In many cases with GCC, optimizations that are implied by something like -O2 or -O3 can be
specifically disabled, or additional optimizations can be specifically enabled.
If either case is true of the pointer arithmetic optimization in the newer GCCs, then this
would seem to be a better case to put. The "insecurity" is optional and only there because the
user has stipulated (implicitly or explicitly) that it should be.
Alternatvely, it might be argued that this shouldn't be in GCC proper (it's not a compiler
function, it's a validation function) but in a distinct module which scanned for likely range
violations and other cadidates for problems - something akin to splint or the stanford checker
but restricted to cases that can be reliably detected. You could then run it independently or
as part of the toolchain.
A third option would be to modify a source-to-source compiler like OpenIMPACT to alter tests
that would be optimized this way into a more correct form that doesn't need optimizing by GCC.

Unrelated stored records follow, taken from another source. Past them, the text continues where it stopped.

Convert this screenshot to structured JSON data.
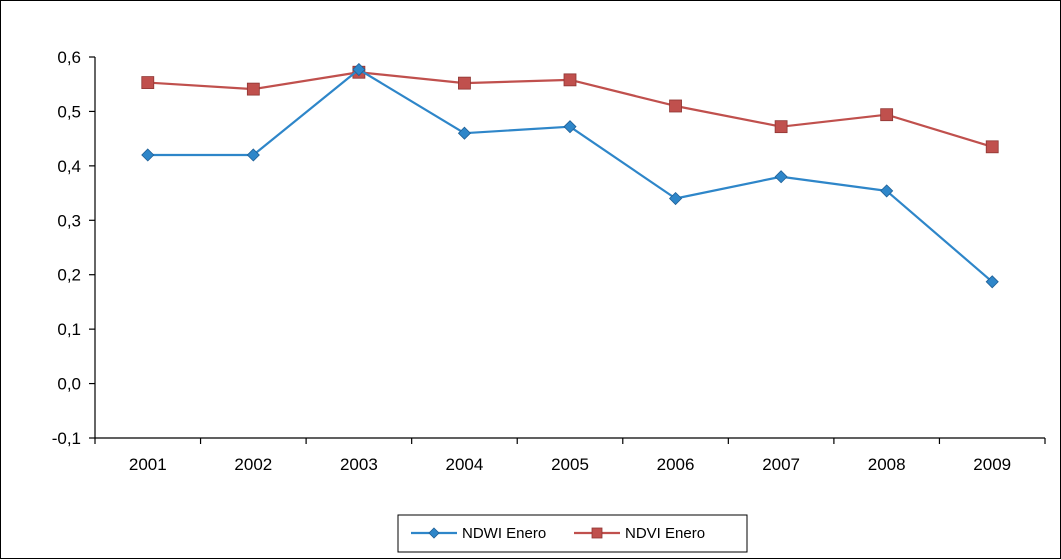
{
  "chart_data": {
    "type": "line",
    "title": "",
    "xlabel": "",
    "ylabel": "",
    "categories": [
      "2001",
      "2002",
      "2003",
      "2004",
      "2005",
      "2006",
      "2007",
      "2008",
      "2009"
    ],
    "ylim": [
      -0.1,
      0.6
    ],
    "yticks": [
      -0.1,
      0.0,
      0.1,
      0.2,
      0.3,
      0.4,
      0.5,
      0.6
    ],
    "ytick_labels": [
      "-0,1",
      "0,0",
      "0,1",
      "0,2",
      "0,3",
      "0,4",
      "0,5",
      "0,6"
    ],
    "grid": false,
    "legend_position": "bottom-center",
    "series": [
      {
        "name": "NDWI Enero",
        "color": "#2e86c9",
        "marker": "diamond",
        "values": [
          0.42,
          0.42,
          0.577,
          0.46,
          0.472,
          0.34,
          0.38,
          0.354,
          0.187
        ]
      },
      {
        "name": "NDVI Enero",
        "color": "#c0504d",
        "marker": "square",
        "values": [
          0.553,
          0.541,
          0.572,
          0.552,
          0.558,
          0.51,
          0.472,
          0.494,
          0.435
        ]
      }
    ]
  }
}
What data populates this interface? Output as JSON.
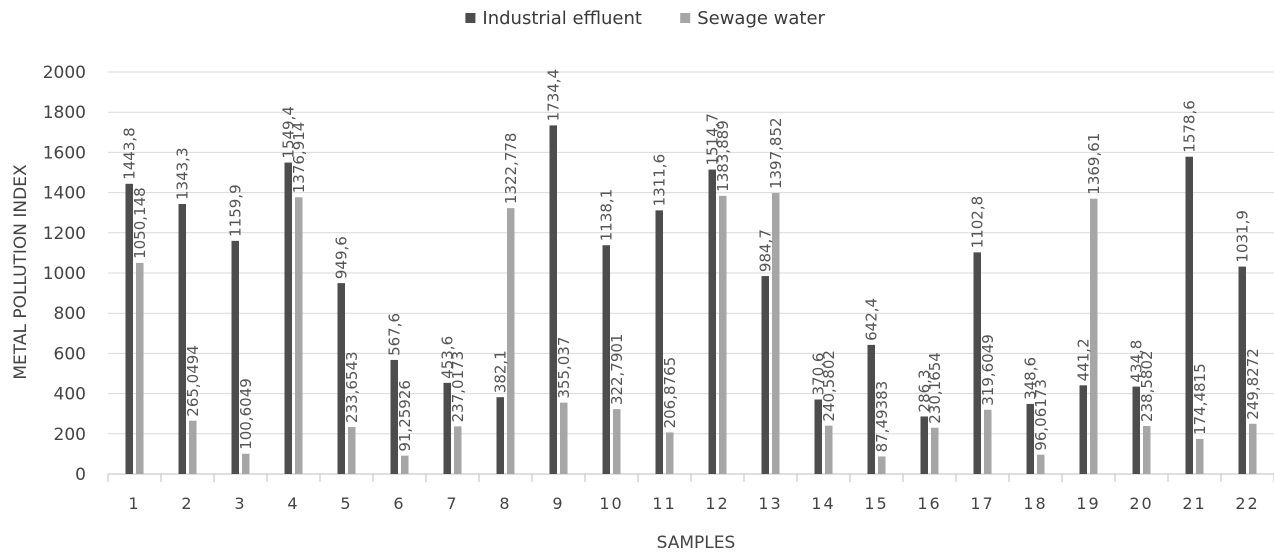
{
  "chart_data": {
    "type": "bar",
    "title": "",
    "xlabel": "SAMPLES",
    "ylabel": "METAL POLLUTION INDEX",
    "ylim": [
      0,
      2000
    ],
    "yticks": [
      0,
      200,
      400,
      600,
      800,
      1000,
      1200,
      1400,
      1600,
      1800,
      2000
    ],
    "grid": true,
    "legend_position": "top-center",
    "categories": [
      "1",
      "2",
      "3",
      "4",
      "5",
      "6",
      "7",
      "8",
      "9",
      "10",
      "11",
      "12",
      "13",
      "14",
      "15",
      "16",
      "17",
      "18",
      "19",
      "20",
      "21",
      "22"
    ],
    "series": [
      {
        "name": "Industrial effluent",
        "color": "#4d4d4d",
        "values": [
          1443.8,
          1343.3,
          1159.9,
          1549.4,
          949.6,
          567.6,
          453.6,
          382.1,
          1734.4,
          1138.1,
          1311.6,
          1514.7,
          984.7,
          370.6,
          642.4,
          286.3,
          1102.8,
          348.6,
          441.2,
          434.8,
          1578.6,
          1031.9
        ],
        "labels": [
          "1443,8",
          "1343,3",
          "1159,9",
          "1549,4",
          "949,6",
          "567,6",
          "453,6",
          "382,1",
          "1734,4",
          "1138,1",
          "1311,6",
          "1514,7",
          "984,7",
          "370,6",
          "642,4",
          "286,3",
          "1102,8",
          "348,6",
          "441,2",
          "434,8",
          "1578,6",
          "1031,9"
        ]
      },
      {
        "name": "Sewage water",
        "color": "#a6a6a6",
        "values": [
          1050.148,
          265.0494,
          100.6049,
          1376.914,
          233.6543,
          91.25926,
          237.0173,
          1322.778,
          355.037,
          322.7901,
          206.8765,
          1383.889,
          1397.852,
          240.5802,
          87.49383,
          230.1654,
          319.6049,
          96.06173,
          1369.61,
          238.5802,
          174.4815,
          249.8272
        ],
        "labels": [
          "1050,148",
          "265,0494",
          "100,6049",
          "1376,914",
          "233,6543",
          "91,25926",
          "237,0173",
          "1322,778",
          "355,037",
          "322,7901",
          "206,8765",
          "1383,889",
          "1397,852",
          "240,5802",
          "87,49383",
          "230,1654",
          "319,6049",
          "96,06173",
          "1369,61",
          "238,5802",
          "174,4815",
          "249,8272"
        ]
      }
    ]
  }
}
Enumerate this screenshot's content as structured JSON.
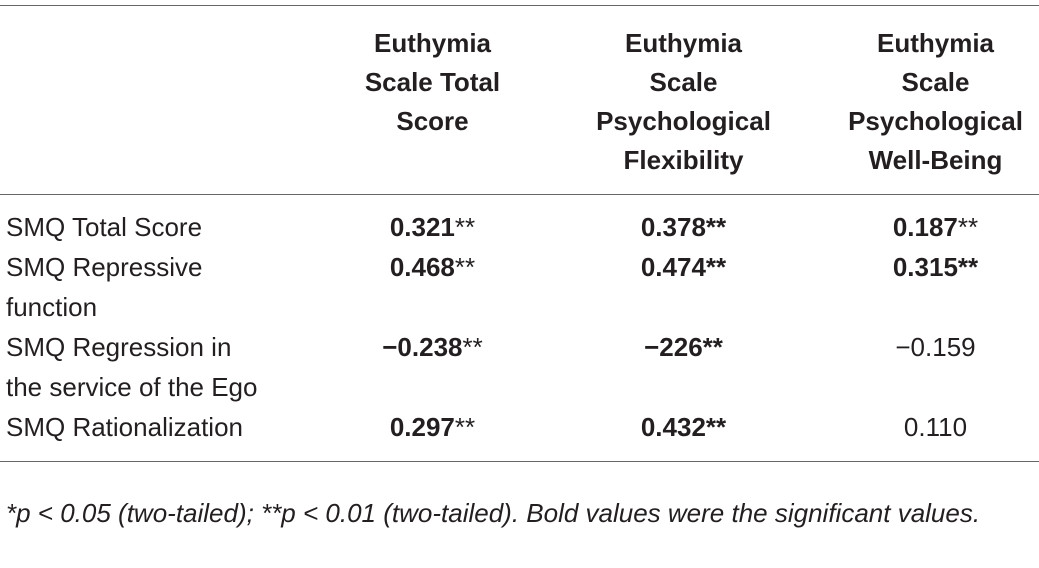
{
  "table": {
    "header": [
      [],
      [
        "Euthymia",
        "Scale Total",
        "Score"
      ],
      [
        "Euthymia",
        "Scale",
        "Psychological",
        "Flexibility"
      ],
      [
        "Euthymia",
        "Scale",
        "Psychological",
        "Well-Being"
      ]
    ],
    "rows": [
      {
        "label": [
          "SMQ Total Score"
        ],
        "cells": [
          [
            {
              "text": "0.321",
              "bold": true
            },
            {
              "text": "**",
              "bold": false
            }
          ],
          [
            {
              "text": "0.378**",
              "bold": true
            }
          ],
          [
            {
              "text": "0.187",
              "bold": true
            },
            {
              "text": "**",
              "bold": false
            }
          ]
        ]
      },
      {
        "label": [
          "SMQ Repressive",
          "function"
        ],
        "cells": [
          [
            {
              "text": "0.468",
              "bold": true
            },
            {
              "text": "**",
              "bold": false
            }
          ],
          [
            {
              "text": "0.474**",
              "bold": true
            }
          ],
          [
            {
              "text": "0.315**",
              "bold": true
            }
          ]
        ]
      },
      {
        "label": [
          "SMQ Regression in",
          "the service of the Ego"
        ],
        "cells": [
          [
            {
              "text": "−0.238",
              "bold": true
            },
            {
              "text": "**",
              "bold": false
            }
          ],
          [
            {
              "text": "−226**",
              "bold": true
            }
          ],
          [
            {
              "text": "−0.159",
              "bold": false
            }
          ]
        ]
      },
      {
        "label": [
          "SMQ Rationalization"
        ],
        "cells": [
          [
            {
              "text": "0.297",
              "bold": true
            },
            {
              "text": "**",
              "bold": false
            }
          ],
          [
            {
              "text": "0.432**",
              "bold": true
            }
          ],
          [
            {
              "text": "0.110",
              "bold": false
            }
          ]
        ]
      }
    ]
  },
  "footnote": "*p < 0.05 (two-tailed); **p < 0.01 (two-tailed). Bold values were the significant values."
}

A fourth option is to have bounds-checking at runtime be implicit and require that it be
explicitly excluded at compile-time. Alternatively, since runtime bounds-checking is already
available, state that its exclusion is a voluntary statement on the part of a developer that
the validation of pointers is not wanted.
In other words, this seems a non-argument on any meaningful timescale. There are way too many
ways for the GCC developers, other members of the open source community or the developers of
potentially suspect code to eliminate the problem one way or another. If there is a potential
problem, it is a potential problem by mutual agreement.